Das Sozialgericht hat die Klage mit Urteil vom 23.03.2016 abgewiesen. Die Beklagte habe Leistungen zu Recht versagt, der Kläger
sei seinen Mitwirkungspflichten nicht nachgekommen. Die Beklagte sei berechtigt gewesen, eine Aufstellung der tatsächlichen
Einnahmen und Ausgaben für die Zeit vom 01.09.2011 bis 28.02.2012, 01.03.2012 bis 31.08.2012 und 01.09.2012 bis 31.01.2013
zu verlangen. Die Aufforderung, für einen bestimmten Zeitraum Nachweise über die tatsächlichen Einnahmen und Ausgaben vorzulegen,
sei vom Amtsermittlungsgrundsatz gedeckt. Diese Angaben seien erforderlich, um entsprechend der Vorgaben des § 3 Alg II-V das Einkommen aus selbstständiger Tätigkeit zu berechnen. Diese Mitwirkungsobliegenheit beziehe sich auch auf in der Vergangenheit
liegende Verhältnisse. Aufgrund der in der Vergangenheit erzielten Geschäftsergebnisse sei eine Prognose möglich, wie das
voraussichtliche Einkommen im aktuellen Zeitraum sein werde. Durch die Vorlage von Kontoauszügen erfülle der Kläger seine
Mitwirkungsobliegenheit nicht. Es seien vielmehr Angaben über die konkreten Einnahmen und Ausgaben erforderlich.
Gegen das am 13.04.2016 zugestellte Urteil hat der Kläger am 31.03.2016 Berufung eingelegt. Aus der Gesetzgebung sowie aus
vielen Entscheidungen des Bundessozialgerichts als auch des Bundesverfassungsgerichts gehe hervor, dass es bei der Berechnung
des Einkommens aus selbstständiger Tätigkeit ausschließlich auf die tatsächlich zufließenden Betriebseinnahmen im voraussichtlichen
Bewilligungszeitraum ankomme und einer konservativen Vorgehensweise bei der Schätzung der Vorzug zu geben sei. In der Sache
seien die Betriebseinnahmen und Betriebsausgaben für den streitgegenständlichen Zeitraum lückenlos durch Kontoauszüge des
separaten Geschäftskontos belegt. Eine Anhörung sei vor Erlass des streitgegenständlichen Versagungsbescheides nicht erfolgt.

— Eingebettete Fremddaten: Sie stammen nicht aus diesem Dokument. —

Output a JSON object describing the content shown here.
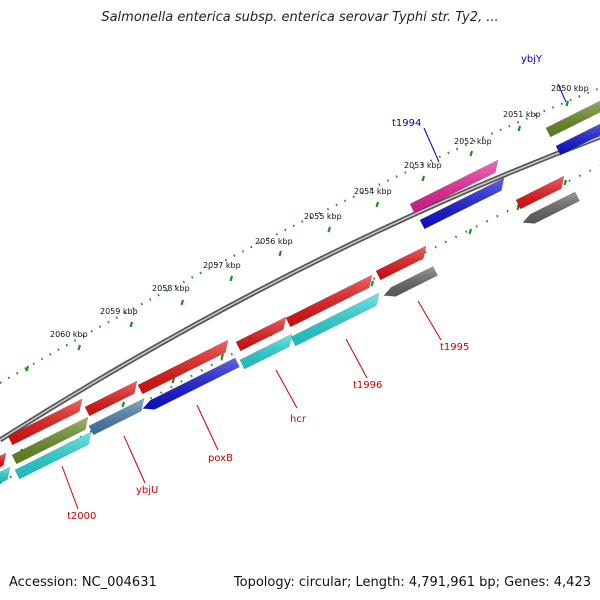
{
  "title": "Salmonella enterica subsp. enterica serovar Typhi str. Ty2, ...",
  "footer": {
    "accession": "Accession: NC_004631",
    "stats": "Topology: circular; Length: 4,791,961 bp; Genes: 4,423"
  },
  "colors": {
    "red": "#ee1111",
    "olive": "#6b8e23",
    "blue": "#1111dd",
    "cyan": "#22dddd",
    "steelblue": "#4a7fb0",
    "magenta": "#ee2299",
    "gray": "#666666",
    "backbone": "#888888",
    "tick": "#228b22",
    "label_red": "#cc0000",
    "label_blue": "#0000bb"
  },
  "kbp_ticks": [
    "2050 kbp",
    "2051 kbp",
    "2052 kbp",
    "2053 kbp",
    "2054 kbp",
    "2055 kbp",
    "2056 kbp",
    "2057 kbp",
    "2058 kbp",
    "2059 kbp",
    "2060 kbp"
  ],
  "gene_labels": [
    {
      "text": "ybjY",
      "color": "blue"
    },
    {
      "text": "t1994",
      "color": "blue"
    },
    {
      "text": "t1995",
      "color": "red"
    },
    {
      "text": "t1996",
      "color": "red"
    },
    {
      "text": "hcr",
      "color": "red"
    },
    {
      "text": "poxB",
      "color": "red"
    },
    {
      "text": "ybjU",
      "color": "red"
    },
    {
      "text": "t2000",
      "color": "red"
    }
  ]
}
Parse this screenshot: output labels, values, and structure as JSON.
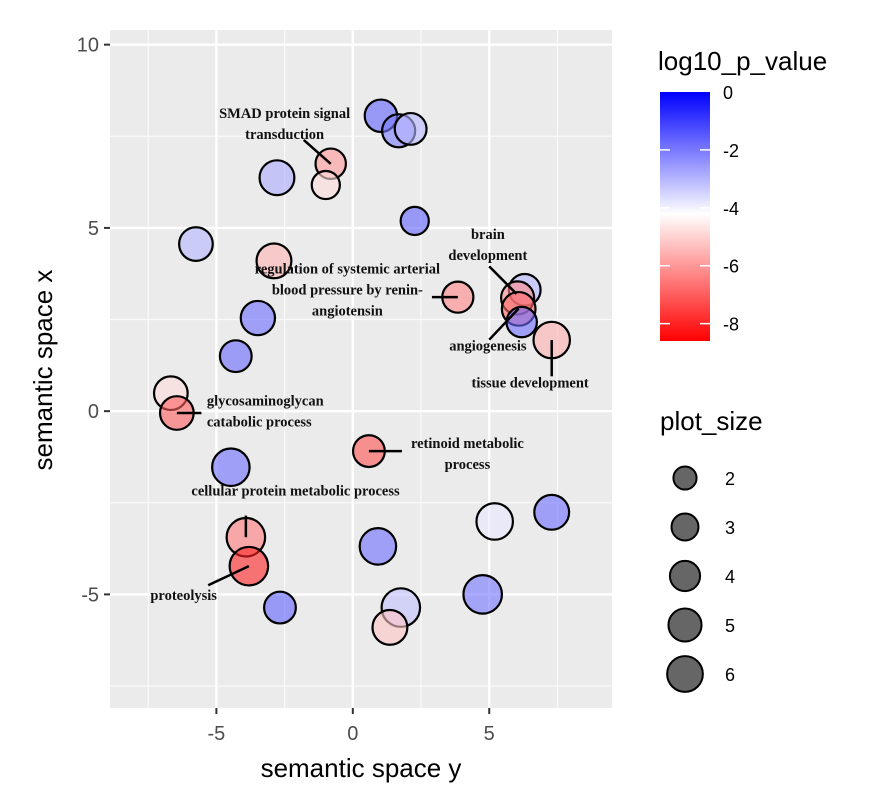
{
  "chart_data": {
    "type": "scatter",
    "subtype": "bubble",
    "title": "",
    "xlabel": "semantic space y",
    "ylabel": "semantic space x",
    "xlim": [
      -8.9,
      9.5
    ],
    "ylim": [
      -8.1,
      10.4
    ],
    "x_ticks": [
      -5,
      0,
      5
    ],
    "x_tick_labels": [
      "-5",
      "0",
      "5"
    ],
    "y_ticks": [
      -5,
      0,
      5,
      10
    ],
    "y_tick_labels": [
      "-5",
      "0",
      "5",
      "10"
    ],
    "grid": true,
    "color_legend": {
      "title": "log10_p_value",
      "placement": "top-right",
      "range": [
        -8.6,
        0
      ],
      "colors": {
        "low": "#ff0000",
        "mid": "#ffffff",
        "high": "#0000ff"
      },
      "midpoint": -4.2,
      "ticks": [
        0,
        -2,
        -4,
        -6,
        -8
      ],
      "tick_labels": [
        "0",
        "-2",
        "-4",
        "-6",
        "-8"
      ]
    },
    "size_legend": {
      "title": "plot_size",
      "placement": "right",
      "values": [
        2,
        3,
        4,
        5,
        6
      ],
      "labels": [
        "2",
        "3",
        "4",
        "5",
        "6"
      ]
    },
    "points": [
      {
        "x": 1.03,
        "y": 8.06,
        "size": 3.2,
        "log10_p_value": -1.6,
        "label": ""
      },
      {
        "x": 1.68,
        "y": 7.65,
        "size": 3.4,
        "log10_p_value": -2.0,
        "label": ""
      },
      {
        "x": 2.12,
        "y": 7.7,
        "size": 3.0,
        "log10_p_value": -3.0,
        "label": ""
      },
      {
        "x": -0.81,
        "y": 6.75,
        "size": 2.6,
        "log10_p_value": -6.0,
        "label": "SMAD protein signal transduction"
      },
      {
        "x": -0.99,
        "y": 6.17,
        "size": 2.0,
        "log10_p_value": -4.8,
        "label": ""
      },
      {
        "x": -2.78,
        "y": 6.37,
        "size": 4.0,
        "log10_p_value": -2.8,
        "label": ""
      },
      {
        "x": 2.27,
        "y": 5.19,
        "size": 2.0,
        "log10_p_value": -1.6,
        "label": ""
      },
      {
        "x": -5.75,
        "y": 4.56,
        "size": 3.6,
        "log10_p_value": -3.0,
        "label": ""
      },
      {
        "x": -2.89,
        "y": 4.1,
        "size": 4.0,
        "log10_p_value": -5.5,
        "label": ""
      },
      {
        "x": 3.85,
        "y": 3.11,
        "size": 2.8,
        "log10_p_value": -6.3,
        "label": "regulation of systemic arterial blood pressure by renin-angiotensin"
      },
      {
        "x": 6.3,
        "y": 3.31,
        "size": 3.0,
        "log10_p_value": -3.0,
        "label": "brain development"
      },
      {
        "x": 6.04,
        "y": 3.09,
        "size": 3.4,
        "log10_p_value": -6.2,
        "label": ""
      },
      {
        "x": 6.08,
        "y": 2.79,
        "size": 3.6,
        "log10_p_value": -6.8,
        "label": "angiogenesis"
      },
      {
        "x": 6.19,
        "y": 2.43,
        "size": 2.6,
        "log10_p_value": -1.8,
        "label": ""
      },
      {
        "x": 7.29,
        "y": 1.94,
        "size": 4.6,
        "log10_p_value": -5.6,
        "label": "tissue development"
      },
      {
        "x": -3.48,
        "y": 2.54,
        "size": 3.8,
        "log10_p_value": -1.8,
        "label": ""
      },
      {
        "x": -4.29,
        "y": 1.5,
        "size": 3.0,
        "log10_p_value": -1.7,
        "label": ""
      },
      {
        "x": -6.67,
        "y": 0.49,
        "size": 3.6,
        "log10_p_value": -4.8,
        "label": ""
      },
      {
        "x": -6.45,
        "y": -0.05,
        "size": 3.6,
        "log10_p_value": -7.0,
        "label": "glycosaminoglycan catabolic process"
      },
      {
        "x": 0.59,
        "y": -1.09,
        "size": 3.0,
        "log10_p_value": -7.2,
        "label": "retinoid metabolic process"
      },
      {
        "x": -4.47,
        "y": -1.53,
        "size": 5.0,
        "log10_p_value": -1.8,
        "label": ""
      },
      {
        "x": -3.92,
        "y": -3.44,
        "size": 5.4,
        "log10_p_value": -6.5,
        "label": "cellular protein metabolic  process"
      },
      {
        "x": -3.81,
        "y": -4.23,
        "size": 5.4,
        "log10_p_value": -8.0,
        "label": "proteolysis"
      },
      {
        "x": 0.92,
        "y": -3.69,
        "size": 4.6,
        "log10_p_value": -1.8,
        "label": ""
      },
      {
        "x": 5.2,
        "y": -3.01,
        "size": 4.6,
        "log10_p_value": -3.8,
        "label": ""
      },
      {
        "x": 7.29,
        "y": -2.76,
        "size": 4.0,
        "log10_p_value": -1.8,
        "label": ""
      },
      {
        "x": 4.76,
        "y": -5.0,
        "size": 5.4,
        "log10_p_value": -1.9,
        "label": ""
      },
      {
        "x": 1.76,
        "y": -5.36,
        "size": 5.4,
        "log10_p_value": -3.2,
        "label": ""
      },
      {
        "x": 1.36,
        "y": -5.9,
        "size": 4.0,
        "log10_p_value": -5.2,
        "label": ""
      },
      {
        "x": -2.67,
        "y": -5.36,
        "size": 3.0,
        "log10_p_value": -1.6,
        "label": ""
      }
    ],
    "annotations": [
      {
        "text": [
          "SMAD protein signal",
          "transduction"
        ],
        "anchor_x": -0.81,
        "anchor_y": 6.75,
        "text_x": -2.5,
        "text_y": 8.0,
        "line_from": [
          -1.8,
          7.4
        ],
        "align": "middle"
      },
      {
        "text": [
          "regulation of systemic arterial",
          "blood pressure by renin-",
          "angiotensin"
        ],
        "anchor_x": 3.85,
        "anchor_y": 3.11,
        "text_x": -0.2,
        "text_y": 3.75,
        "line_from": [
          2.9,
          3.11
        ],
        "align": "middle"
      },
      {
        "text": [
          "brain",
          "development"
        ],
        "anchor_x": 6.0,
        "anchor_y": 3.2,
        "text_x": 4.95,
        "text_y": 4.7,
        "line_from": [
          5.0,
          3.95
        ],
        "align": "middle"
      },
      {
        "text": [
          "angiogenesis"
        ],
        "anchor_x": 6.08,
        "anchor_y": 2.8,
        "text_x": 4.95,
        "text_y": 1.65,
        "line_from": [
          5.0,
          1.95
        ],
        "align": "middle"
      },
      {
        "text": [
          "tissue development"
        ],
        "anchor_x": 7.29,
        "anchor_y": 1.94,
        "text_x": 6.5,
        "text_y": 0.65,
        "line_from": [
          7.29,
          0.95
        ],
        "align": "middle"
      },
      {
        "text": [
          "glycosaminoglycan",
          "catabolic process"
        ],
        "anchor_x": -6.45,
        "anchor_y": -0.05,
        "text_x": -5.35,
        "text_y": 0.15,
        "line_from": [
          -5.55,
          -0.05
        ],
        "align": "start"
      },
      {
        "text": [
          "retinoid metabolic",
          "process"
        ],
        "anchor_x": 0.59,
        "anchor_y": -1.09,
        "text_x": 4.2,
        "text_y": -1.0,
        "line_from": [
          1.8,
          -1.09
        ],
        "align": "middle"
      },
      {
        "text": [
          "cellular protein metabolic  process"
        ],
        "anchor_x": -3.92,
        "anchor_y": -3.44,
        "text_x": -2.1,
        "text_y": -2.3,
        "line_from": [
          -3.92,
          -2.85
        ],
        "align": "middle"
      },
      {
        "text": [
          "proteolysis"
        ],
        "anchor_x": -3.81,
        "anchor_y": -4.23,
        "text_x": -6.2,
        "text_y": -5.15,
        "line_from": [
          -5.3,
          -4.75
        ],
        "align": "middle"
      }
    ]
  }
}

Das Vorgehen der Beklagten, die abschließenden Anlagen EKS nebst Nachweisen für vergangene Zeiträume zu verlangen, entspreche
nicht den Vorgaben der Alg II-V. Zudem sei in seinem Fall auch eine Jahresbetrachtung seines Einkommens nicht angezeigt. Ferner habe die Beklagte es versäumt,
bei Nichtvorlage der abschließenden Anlage EKS eine Schätzung vorzunehmen. Die Versagung von Leistungen wegen der nicht erfolgten
Vorlage der abschließenden Anlage EKS für den Zeitraum 01.09.2011 bis 29.02.2012 sei bereits Gegenstand einer vorrangegangen
Versagung (Bescheid vom 12.09.2012 in der Gestalt des Widerspruchsbescheides vom 21.01.2013) gewesen. Es erfolge eine Doppelsanktionierung,
da die Beklagte die streitgegenständliche Versagung auch auf die Nichteinreichung der Anlage EKS für den Zeitraum 01.09.2011
bis 28.02.2012 gestützt habe. Das Sozialgericht Münster habe im Urteil vom 23.03.2016 nicht das rechtskräftige Urteil des
LSG Nordrhein Westfalen vom 25.06.2013 - L 2 AS 2249/12 berücksichtigt, mit welchem ihm die Leistungen "Gründungszuschuss und Einstiegsgeld" für seine selbstständige Tätigkeit versagt
worden seien, weil die Beklagte selbst davon ausgegangen sei, ein anrechenbares Einkommen aus Selbständigkeit sei im Zeitraum
01.09.2012 bis 30.06.2013 nicht erzielt worden und die selbstständige Tätigkeit sei insgesamt nicht tragfähig.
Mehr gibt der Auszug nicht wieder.